Karzai, who has led Afghanistan since U.S.-backed Afghan forces overthrew the Taliban in 2001, has repeatedly called for an end to the raids, calling them a clear violation of Afghan sovereignty. But U.S. military officials have long hailed the effectiveness of night operations, during which many suspected insurgents — and their commanders — have been arrested.
Under the deal, a newly formed national force — the Afghan Special Operations Unit — will have the authority to search houses and private compounds and arrest suspected insurgents, Afghanistan’s Defense Minister Abdul Rahim Wardak said Sunday. U.S. forces will provide support “only as required or requested,” according to the agreement, which was signed by Wardak and General John R. Allen, the commander of the U.S. forces in Afghanistan.
“This is ... a landmark day for the rule of law in Afghanistan,” Allen said during a signing ceremony. “This means that Afghan security forces operating under Afghan law will now be responsible for capturing and detaining the terrorists who try to kill and wound the innocent people of Afghanistan.”
Many Afghans in the south and east of the country, the main bastions of the insurgents and the focus of the night operations by U.S. and NATO forces, have repeatedly complained about the raids, charging that they violate their privacy, create panic among the population and result in civilian casualties.
The targeted operations are expected to remain a key part of military strategy through 2014 — a viable way of crippling terrorist networks, officials said, even as NATO troops continue leaving the country by the thousands. The operations will still be based on U.S. intelligence, and, for now, Afghan forces will continue to depend on U.S. airstrikes during the raids, according to the agreement.
About 3,000 night operations have been conducted during the past 14 months, with suspects apprehended 81 percent of the time, U.S. officials said last week.

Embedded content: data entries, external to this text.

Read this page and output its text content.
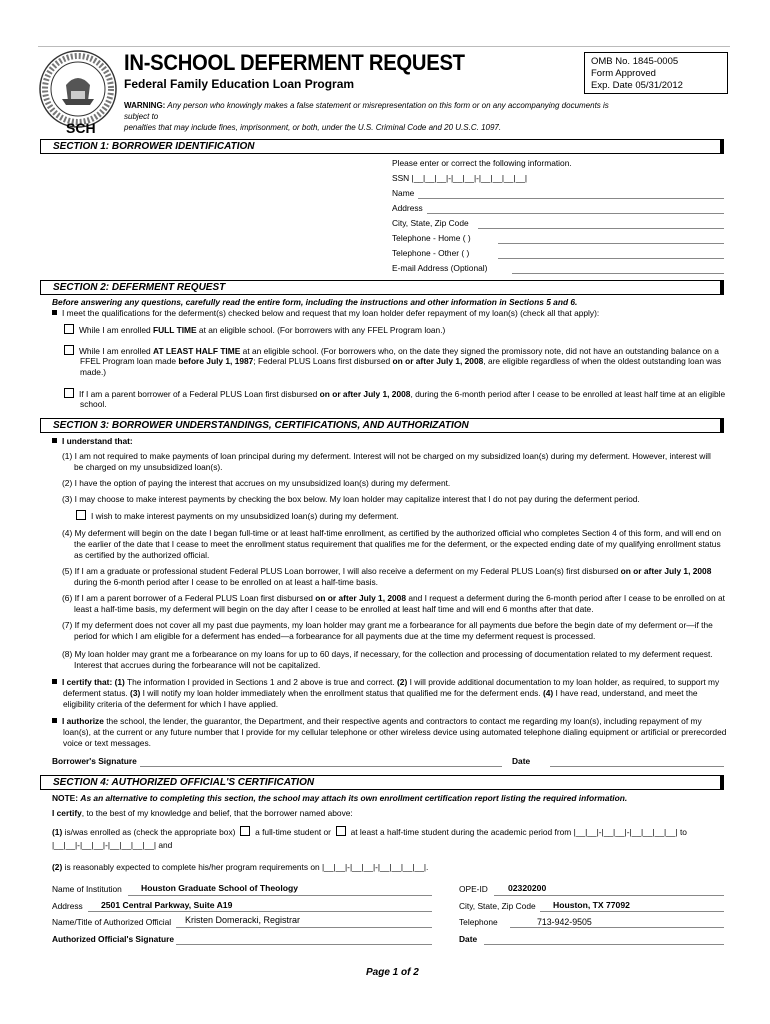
IN-SCHOOL DEFERMENT REQUEST
Federal Family Education Loan Program
OMB No. 1845-0005
Form Approved
Exp. Date 05/31/2012
WARNING: Any person who knowingly makes a false statement or misrepresentation on this form or on any accompanying documents is subject to
penalties that may include fines, imprisonment, or both, under the U.S. Criminal Code and 20 U.S.C. 1097.
SCH
SECTION 1: BORROWER IDENTIFICATION
Please enter or correct the following information.
SSN |__|__|__|-|__|__|-|__|__|__|__|
Name
Address
City, State, Zip Code
Telephone - Home ( )
Telephone - Other ( )
E-mail Address (Optional)
SECTION 2: DEFERMENT REQUEST
Before answering any questions, carefully read the entire form, including the instructions and other information in Sections 5 and 6.
I meet the qualifications for the deferment(s) checked below and request that my loan holder defer repayment of my loan(s) (check all that apply):
While I am enrolled FULL TIME at an eligible school. (For borrowers with any FFEL Program loan.)
While I am enrolled AT LEAST HALF TIME at an eligible school. (For borrowers who, on the date they signed the promissory note, did not have an outstanding balance on a
FFEL Program loan made before July 1, 1987; Federal PLUS Loans first disbursed on or after July 1, 2008, are eligible regardless of when the oldest outstanding loan was
made.)
If I am a parent borrower of a Federal PLUS Loan first disbursed on or after July 1, 2008, during the 6-month period after I cease to be enrolled at least half time at an eligible
school.
SECTION 3: BORROWER UNDERSTANDINGS, CERTIFICATIONS, AND AUTHORIZATION
I understand that:
(1) I am not required to make payments of loan principal during my deferment. Interest will not be charged on my subsidized loan(s) during my deferment. However, interest will
be charged on my unsubsidized loan(s).
(2) I have the option of paying the interest that accrues on my unsubsidized loan(s) during my deferment.
(3) I may choose to make interest payments by checking the box below. My loan holder may capitalize interest that I do not pay during the deferment period.
I wish to make interest payments on my unsubsidized loan(s) during my deferment.
(4) My deferment will begin on the date I began full-time or at least half-time enrollment, as certified by the authorized official who completes Section 4 of this form, and will end on
the earlier of the date that I cease to meet the enrollment status requirement that qualifies me for the deferment, or the expected ending date of my qualifying enrollment status
as certified by the authorized official.
(5) If I am a graduate or professional student Federal PLUS Loan borrower, I will also receive a deferment on my Federal PLUS Loan(s) first disbursed on or after July 1, 2008
during the 6-month period after I cease to be enrolled on at least a half-time basis.
(6) If I am a parent borrower of a Federal PLUS Loan first disbursed on or after July 1, 2008 and I request a deferment during the 6-month period after I cease to be enrolled on at
least a half-time basis, my deferment will begin on the day after I cease to be enrolled at least half time and will end 6 months after that date.
(7) If my deferment does not cover all my past due payments, my loan holder may grant me a forbearance for all payments due before the begin date of my deferment or—if the
period for which I am eligible for a deferment has ended—a forbearance for all payments due at the time my deferment request is processed.
(8) My loan holder may grant me a forbearance on my loans for up to 60 days, if necessary, for the collection and processing of documentation related to my deferment request.
Interest that accrues during the forbearance will not be capitalized.
I certify that: (1) The information I provided in Sections 1 and 2 above is true and correct. (2) I will provide additional documentation to my loan holder, as required, to support my
deferment status. (3) I will notify my loan holder immediately when the enrollment status that qualified me for the deferment ends. (4) I have read, understand, and meet the
eligibility criteria of the deferment for which I have applied.
I authorize the school, the lender, the guarantor, the Department, and their respective agents and contractors to contact me regarding my loan(s), including repayment of my
loan(s), at the current or any future number that I provide for my cellular telephone or other wireless device using automated telephone dialing equipment or artificial or prerecorded
voice or text messages.
Borrower's Signature	Date
SECTION 4: AUTHORIZED OFFICIAL'S CERTIFICATION
NOTE: As an alternative to completing this section, the school may attach its own enrollment certification report listing the required information.
I certify, to the best of my knowledge and belief, that the borrower named above:
(1) is/was enrolled as (check the appropriate box) a full-time student or at least a half-time student during the academic period from |__|__|-|__|__|-|__|__|__|__| to
|__|__|-|__|__|-|__|__|__|__| and
(2) is reasonably expected to complete his/her program requirements on |__|__|-|__|__|-|__|__|__|__|.
Name of Institution Houston Graduate School of Theology
Address 2501 Central Parkway, Suite A19
Name/Title of Authorized Official Kristen Domeracki, Registrar
Authorized Official's Signature
OPE-ID 02320200
City, State, Zip Code Houston, TX 77092
Telephone	713-942-9505
Date
Page 1 of 2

Afghan officials called the agreement on night operations a significant breakthrough in relations between the two countries. The other major hurdle to a long-term strategic partnership was removed last month when U.S. and Afghan officials signed an agreement to hand over the largest U.S. military prison in the country.
Shaida Mohammad Abadali, deputy head of Afghanistan’s national security council, said by e-mail that the deal addresses “our years-long demand for full respect to Afghan sovereignty.”
“The breakthrough on this crucial matter is going to bring a new taste to our relationship,” he added.
A summit in Chicago next month between the two countries is expected to address lingering questions about the cost and size of the Afghan army and a timeline for the U.S. military to shift away from a predominantly combat role.